Les heures passaient et la brume persistait ; Jean n’apercevait plus même la charpente de la baleinière dans laquelle il était assis. Léo, comme s’il eut pressenti je ne sais quel danger, s’était blotti sur les genoux de son maître… Un silence lugubre, un de ces silences qui oppressent, régnait sur la mer, qui était calme comme une glace.

Enfin, Jean se coucha dans le fond de son bateau et, tenant son chien dans ses bras, il s’endormit…

Ce qui l’éveilla tout à coup, vers les deux heures du matin, ce fut le balancement de la baleinière. La baleinière tanguait d’une façon peu rassurante, mais le brouillard s’était dissipé. Jean comprit que le vent soufflait avec rage ; il était à la merci d’une tempête, tempête contre laquelle il ne pouvait lutter… Cramponné aux bords de son embarcation, il recevait de terribles paquets de mer… Où l’entraînait la tempête ?… Il n’eut pu s’en faire une idée, car l’obscurité était complète.

Quand le jour parut, vers les sept heures du matin, ce fut plus terrible encore, et Jean regretta presque l’obscurité qui lui avait, au moins, caché l’état de la mer. Allait-il périr ?… C’était probable, car il semblait que sa frêle baleinière ne pourrait résister longtemps encore.

Vers les deux heures de l’après-midi, cependant, le vent souffla avec moins de force ; la tempête allait toujours diminuant et, deux heures plus tard, elle se calma tout à fait.

— Où suis-je ? se demanda jean. Où m’a entraîné cette terrible tempête ?… Loin, bien loin des côtes de l’île du Prince Édouard. Je sais… Que vais-je devenir ?… La mer m’entoure de toutes parts. Je suis perdu !… Essayer de regagner les côtes de l’île du Prince Édouard m’est impossible… et pas une terre en vue !…

Découragé, Jean Bahr laissa tomber son visage dans ses mains ; mais bientôt il se leva debout dans son bateau et se mit à examiner la mer… Soudain un cri s’échappa de sa bouche :

— Terre ! Terre !

En effet, là-bas, tout là-bas, on pouvait distinguer un point presqu’imperceptible.

— Je sais, se dit le jeune homme ; ce point presqu’imperceptible c’est une des îles Madeleine, dont j’ai si souvent entendu parler, depuis que je suis sur l’île du Prince Édouard… Fasse le ciel que cette île que j’aperçois soit habitée !… L’île Aubert, la Grosse Île, la Grande Entrée, et d’autres sont habitées, l’hiver comme l’été et… Je vais cingler vers cette île, car il faut que je l’atteigne ce soir même.
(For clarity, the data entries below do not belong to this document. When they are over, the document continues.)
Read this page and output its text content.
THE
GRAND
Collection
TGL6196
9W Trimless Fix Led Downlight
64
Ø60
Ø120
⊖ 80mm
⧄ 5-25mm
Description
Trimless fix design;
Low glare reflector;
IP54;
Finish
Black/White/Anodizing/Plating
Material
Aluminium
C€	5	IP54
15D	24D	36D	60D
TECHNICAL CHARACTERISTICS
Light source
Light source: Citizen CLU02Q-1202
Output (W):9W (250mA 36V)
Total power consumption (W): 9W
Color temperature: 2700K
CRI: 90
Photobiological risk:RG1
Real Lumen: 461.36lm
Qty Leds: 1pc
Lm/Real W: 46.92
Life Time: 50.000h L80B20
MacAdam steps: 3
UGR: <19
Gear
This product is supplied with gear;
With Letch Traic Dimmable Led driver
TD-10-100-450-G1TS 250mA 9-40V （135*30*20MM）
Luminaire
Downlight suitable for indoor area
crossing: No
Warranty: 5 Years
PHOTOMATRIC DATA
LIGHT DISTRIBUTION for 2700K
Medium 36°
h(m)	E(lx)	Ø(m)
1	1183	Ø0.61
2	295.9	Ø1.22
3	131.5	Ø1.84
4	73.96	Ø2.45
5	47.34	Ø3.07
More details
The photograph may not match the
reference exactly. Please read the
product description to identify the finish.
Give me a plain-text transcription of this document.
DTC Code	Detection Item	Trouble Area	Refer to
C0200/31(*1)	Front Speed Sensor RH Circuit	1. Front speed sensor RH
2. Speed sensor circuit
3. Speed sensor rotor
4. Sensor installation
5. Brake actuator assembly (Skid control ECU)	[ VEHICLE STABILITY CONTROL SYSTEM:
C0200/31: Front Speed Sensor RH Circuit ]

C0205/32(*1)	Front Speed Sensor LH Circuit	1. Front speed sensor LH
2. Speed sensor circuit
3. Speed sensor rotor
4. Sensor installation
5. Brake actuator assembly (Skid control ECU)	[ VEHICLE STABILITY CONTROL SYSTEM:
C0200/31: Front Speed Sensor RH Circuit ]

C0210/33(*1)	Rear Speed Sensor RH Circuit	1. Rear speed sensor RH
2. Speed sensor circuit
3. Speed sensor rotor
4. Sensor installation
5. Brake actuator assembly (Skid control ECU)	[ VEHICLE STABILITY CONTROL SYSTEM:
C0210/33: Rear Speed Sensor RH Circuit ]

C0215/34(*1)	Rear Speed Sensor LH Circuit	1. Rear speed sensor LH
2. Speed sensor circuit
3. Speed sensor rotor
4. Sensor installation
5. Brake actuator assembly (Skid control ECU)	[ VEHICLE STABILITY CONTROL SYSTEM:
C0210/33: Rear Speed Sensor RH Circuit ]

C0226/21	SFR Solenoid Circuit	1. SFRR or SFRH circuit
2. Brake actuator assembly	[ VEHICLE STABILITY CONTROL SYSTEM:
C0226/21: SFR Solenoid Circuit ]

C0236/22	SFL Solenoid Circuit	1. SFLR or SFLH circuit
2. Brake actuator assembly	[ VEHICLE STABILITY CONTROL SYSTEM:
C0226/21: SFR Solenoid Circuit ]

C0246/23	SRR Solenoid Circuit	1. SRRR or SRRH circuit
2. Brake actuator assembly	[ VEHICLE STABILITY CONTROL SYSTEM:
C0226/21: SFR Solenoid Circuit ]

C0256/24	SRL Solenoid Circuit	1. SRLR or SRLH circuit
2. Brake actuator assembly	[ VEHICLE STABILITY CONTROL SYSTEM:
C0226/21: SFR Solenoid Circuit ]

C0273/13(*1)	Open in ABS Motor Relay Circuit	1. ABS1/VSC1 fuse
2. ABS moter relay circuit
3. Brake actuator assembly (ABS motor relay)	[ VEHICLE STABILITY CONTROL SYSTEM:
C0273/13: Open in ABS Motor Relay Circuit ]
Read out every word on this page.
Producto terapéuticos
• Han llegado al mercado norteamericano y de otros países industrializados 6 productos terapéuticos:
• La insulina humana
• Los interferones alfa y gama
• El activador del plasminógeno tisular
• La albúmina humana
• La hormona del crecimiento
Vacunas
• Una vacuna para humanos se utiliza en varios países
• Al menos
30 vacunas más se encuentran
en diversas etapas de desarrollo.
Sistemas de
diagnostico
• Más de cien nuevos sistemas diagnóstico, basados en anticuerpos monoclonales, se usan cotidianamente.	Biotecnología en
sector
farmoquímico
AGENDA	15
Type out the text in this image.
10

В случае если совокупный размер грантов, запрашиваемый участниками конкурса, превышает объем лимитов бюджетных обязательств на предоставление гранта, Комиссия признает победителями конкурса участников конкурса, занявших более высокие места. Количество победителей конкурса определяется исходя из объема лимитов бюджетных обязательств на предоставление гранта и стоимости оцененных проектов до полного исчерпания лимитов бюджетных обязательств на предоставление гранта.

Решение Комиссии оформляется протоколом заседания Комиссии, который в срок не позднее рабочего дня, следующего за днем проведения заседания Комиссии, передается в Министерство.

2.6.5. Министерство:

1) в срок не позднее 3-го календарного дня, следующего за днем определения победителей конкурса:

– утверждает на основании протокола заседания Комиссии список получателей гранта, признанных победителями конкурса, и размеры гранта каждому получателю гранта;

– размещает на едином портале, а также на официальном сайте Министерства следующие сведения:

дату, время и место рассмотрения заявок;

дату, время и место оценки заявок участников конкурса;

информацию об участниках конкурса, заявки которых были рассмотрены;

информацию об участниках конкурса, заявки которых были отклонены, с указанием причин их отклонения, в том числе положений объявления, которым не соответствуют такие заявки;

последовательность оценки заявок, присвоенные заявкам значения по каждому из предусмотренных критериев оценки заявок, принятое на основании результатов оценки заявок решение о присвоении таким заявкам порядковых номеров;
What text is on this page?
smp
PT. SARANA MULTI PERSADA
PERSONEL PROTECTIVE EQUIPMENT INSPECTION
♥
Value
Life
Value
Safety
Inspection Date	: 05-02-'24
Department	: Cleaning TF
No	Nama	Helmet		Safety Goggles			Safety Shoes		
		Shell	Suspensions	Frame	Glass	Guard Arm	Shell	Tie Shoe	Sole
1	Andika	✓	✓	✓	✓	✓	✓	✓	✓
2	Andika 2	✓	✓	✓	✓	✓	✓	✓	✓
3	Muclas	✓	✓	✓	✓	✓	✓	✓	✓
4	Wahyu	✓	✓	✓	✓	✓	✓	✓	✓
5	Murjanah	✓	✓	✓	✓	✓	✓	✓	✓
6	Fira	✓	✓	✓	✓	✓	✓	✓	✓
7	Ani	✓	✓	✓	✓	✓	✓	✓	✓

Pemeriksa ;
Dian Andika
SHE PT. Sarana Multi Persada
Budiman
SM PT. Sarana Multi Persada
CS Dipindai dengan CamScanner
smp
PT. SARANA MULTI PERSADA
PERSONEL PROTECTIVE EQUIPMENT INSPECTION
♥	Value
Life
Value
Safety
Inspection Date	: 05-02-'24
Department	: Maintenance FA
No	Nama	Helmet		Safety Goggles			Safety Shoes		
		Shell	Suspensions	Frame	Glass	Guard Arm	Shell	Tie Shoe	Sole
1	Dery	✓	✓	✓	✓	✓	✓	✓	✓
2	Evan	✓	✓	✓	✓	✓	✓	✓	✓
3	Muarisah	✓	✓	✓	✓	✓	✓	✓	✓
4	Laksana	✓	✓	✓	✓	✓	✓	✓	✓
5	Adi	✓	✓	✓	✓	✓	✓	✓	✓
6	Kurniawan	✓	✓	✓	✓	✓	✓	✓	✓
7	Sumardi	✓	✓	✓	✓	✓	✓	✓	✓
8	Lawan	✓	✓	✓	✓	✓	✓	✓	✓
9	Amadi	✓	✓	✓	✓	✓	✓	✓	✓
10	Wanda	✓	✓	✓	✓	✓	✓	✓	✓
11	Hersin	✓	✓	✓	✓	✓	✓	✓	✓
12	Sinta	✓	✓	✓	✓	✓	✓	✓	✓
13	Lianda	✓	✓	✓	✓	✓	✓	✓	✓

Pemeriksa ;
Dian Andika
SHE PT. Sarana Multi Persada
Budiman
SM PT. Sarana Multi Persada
Allons !

Vraiment, notre jeune aventurier n’avait pas le choix ; il ne pouvait retourner à l’île du Prince Édouard, et cette île qu’il apercevait, au loin c’était le salut.


Mais, plus il approchait de l’île, plus il voyait sa désolation…

— Ciel ! se dit-il. Cette île c’est le Rocher aux Oiseaux !… Rocher isolé en plein golfe Saint-Laurent !… Je le reconnais par la description que maintes fois m’en a faite Trefflé… Suis-je assez malchanceux !… Mais, qu’importe ; ce rocher je vais l’atteindre, il le faut !

Et, pour se donner du cœur, Jean se mit à chanter… Mais, bientôt, il se tut pour murmurer :

— Ah ! me voici au milieu des glaçons maintenant !… Dans quelle affreuse aventure je me suis jeté en n’écoutant pas les conseils de ce brave Trefflé !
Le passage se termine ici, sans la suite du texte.